About the lecture:

In this lecture, I will explore the process whereby Sappho of Lesbos (fl. 600 BCE), one of the preeminent lyric-erotic poets from the Archaic Greek period, became a textual figure, and more specifically, a figure in print. The Renaissance, we should recall, was also the age of the printing press.
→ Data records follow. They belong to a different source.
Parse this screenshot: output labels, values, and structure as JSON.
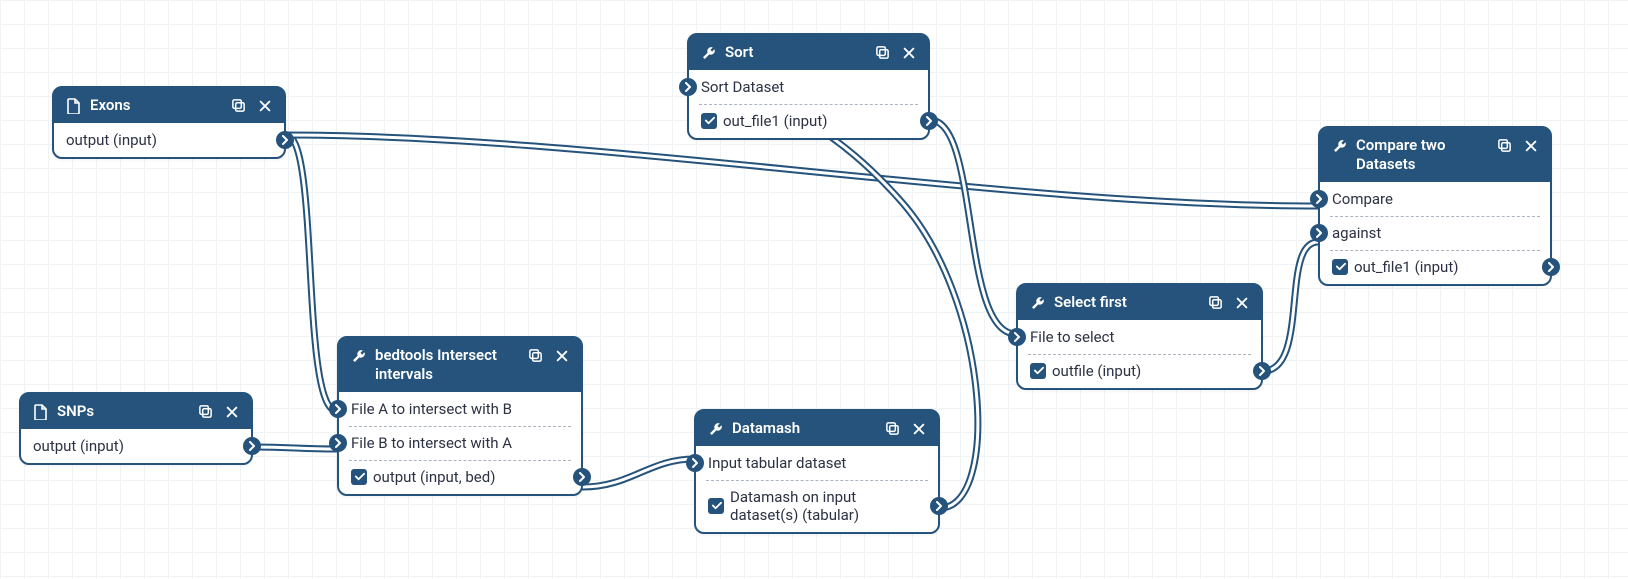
{
  "nodes": {
    "exons": {
      "type": "input",
      "title": "Exons",
      "outputs": [
        {
          "label": "output (input)"
        }
      ]
    },
    "snps": {
      "type": "input",
      "title": "SNPs",
      "outputs": [
        {
          "label": "output (input)"
        }
      ]
    },
    "bedtools": {
      "type": "tool",
      "title": "bedtools Intersect intervals",
      "inputs": [
        {
          "label": "File A to intersect with B"
        },
        {
          "label": "File B to intersect with A"
        }
      ],
      "outputs": [
        {
          "label": "output (input, bed)"
        }
      ]
    },
    "datamash": {
      "type": "tool",
      "title": "Datamash",
      "inputs": [
        {
          "label": "Input tabular dataset"
        }
      ],
      "outputs": [
        {
          "label": "Datamash on input dataset(s) (tabular)"
        }
      ]
    },
    "sort": {
      "type": "tool",
      "title": "Sort",
      "inputs": [
        {
          "label": "Sort Dataset"
        }
      ],
      "outputs": [
        {
          "label": "out_file1 (input)"
        }
      ]
    },
    "select_first": {
      "type": "tool",
      "title": "Select first",
      "inputs": [
        {
          "label": "File to select"
        }
      ],
      "outputs": [
        {
          "label": "outfile (input)"
        }
      ]
    },
    "compare": {
      "type": "tool",
      "title": "Compare two Datasets",
      "inputs": [
        {
          "label": "Compare"
        },
        {
          "label": "against"
        }
      ],
      "outputs": [
        {
          "label": "out_file1 (input)"
        }
      ]
    }
  },
  "connections": [
    {
      "from": "exons.output",
      "to": "bedtools.fileA"
    },
    {
      "from": "snps.output",
      "to": "bedtools.fileB"
    },
    {
      "from": "bedtools.output",
      "to": "datamash.input"
    },
    {
      "from": "datamash.output",
      "to": "sort.input"
    },
    {
      "from": "sort.output",
      "to": "select_first.input"
    },
    {
      "from": "select_first.output",
      "to": "compare.against"
    },
    {
      "from": "exons.output",
      "to": "compare.compare"
    }
  ],
  "icons": {
    "file": "file-icon",
    "tool": "wrench-icon",
    "copy": "clone-icon",
    "close": "close-icon",
    "check": "check-icon",
    "chevron": "chevron-right-icon"
  },
  "colors": {
    "accent": "#25537b"
  }
}
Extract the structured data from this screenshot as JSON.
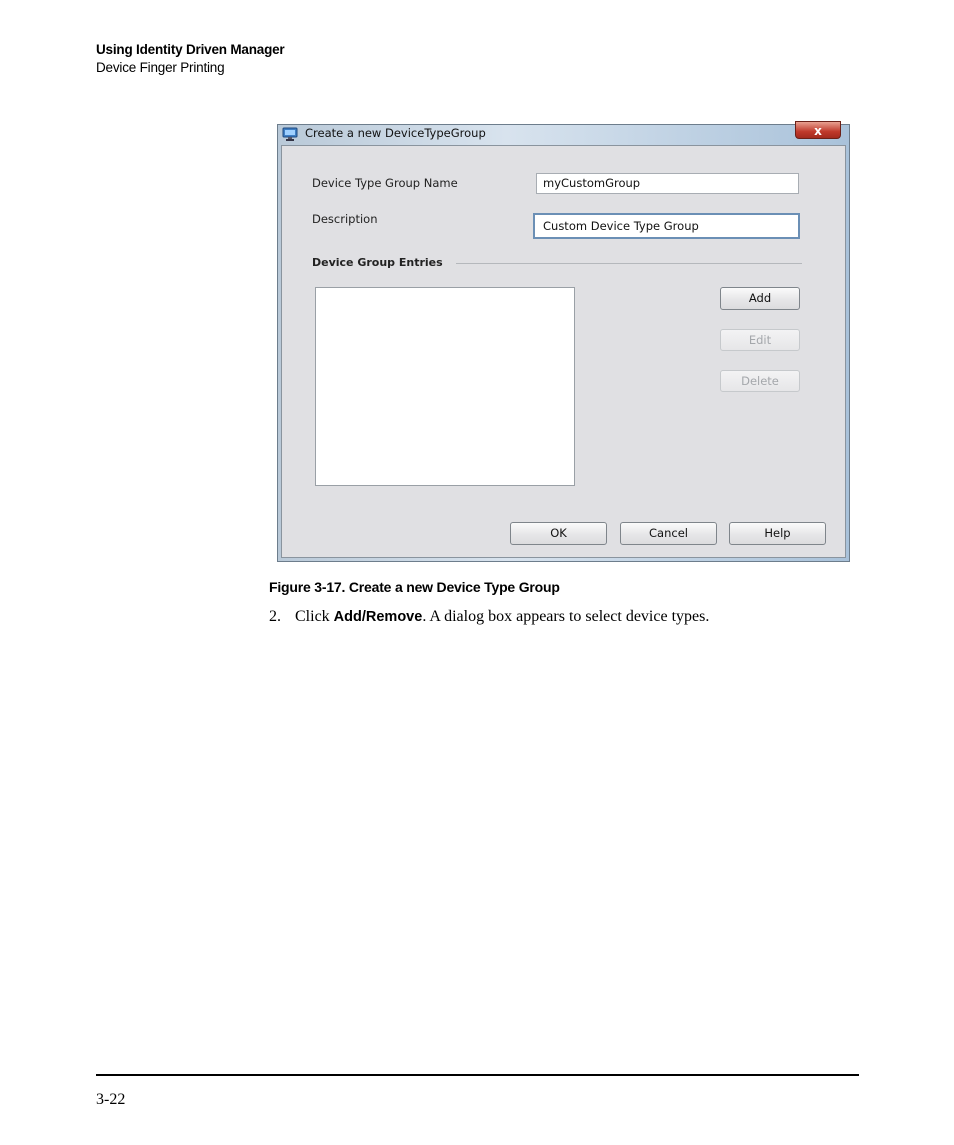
{
  "header": {
    "title": "Using Identity Driven Manager",
    "subtitle": "Device Finger Printing"
  },
  "dialog": {
    "title": "Create a new DeviceTypeGroup",
    "close_label": "x",
    "name_label": "Device Type Group Name",
    "name_value": "myCustomGroup",
    "description_label": "Description",
    "description_value": "Custom Device Type Group",
    "entries_label": "Device Group Entries",
    "add_label": "Add",
    "edit_label": "Edit",
    "delete_label": "Delete",
    "ok_label": "OK",
    "cancel_label": "Cancel",
    "help_label": "Help"
  },
  "figure_caption": "Figure 3-17. Create a new Device Type Group",
  "step": {
    "number": "2.",
    "prefix": "Click ",
    "keyword": "Add/Remove",
    "suffix": ". A dialog box appears to select device types."
  },
  "footer": {
    "page_number": "3-22"
  },
  "colors": {
    "dialog_frame": "#a9c2da",
    "client_background": "#e0e0e3",
    "focus_border": "#6b8fb5",
    "close_button": "#c0392b"
  }
}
Here, I will discuss the single most important, and now almost entirely forgotten, early print edition of Sappho’s poetry: Fulvio Orsini’s Carmina Novem Illustrium Feminarum [“Verses of Nine Illustrious Women”], published in Antwerp in 1568. I will examine the relevant background material to the book’s creation first, focusing on two basic questions: who was Fulvio Orsini (1529-1600) in the context of Renaissance Rome; and who was Sappho understood to be in the Renaissance, prior to Orsini’s publication. This will set the stage for a closer look at Orsini’s remarkable, and remarkably modern, scholarly achievement. In conclusion, I will turn to the vexed question of what we may reasonably say about the “historical Sappho” today, and how Orsini’s extraordinary version of Sappho’s poetic fragments may help us to address that question. 

 
About the speaker:

Louis A. Ruprecht Jr. is the inaugural William M. Suttles Professor of Religous Studies in the Department of Anthropology at Georgia State University (Atlanta, GA), where he also serves as the Director of the Center for Hellenic Studies. His most recent books include Quatremère de Quincy’s Moral Considerations on the Place and Purpose of Works of Art, Translation with Commentary (Rowman and Littlefield, 2021), and Reach without Grasping: Anne Carson’s Classical Desires (Rowman and Littlefield, 2022). He is currently serving as one of two Elizabeth A. Whitehead Distinguished Professors at the American School of Classical Studies in Athens.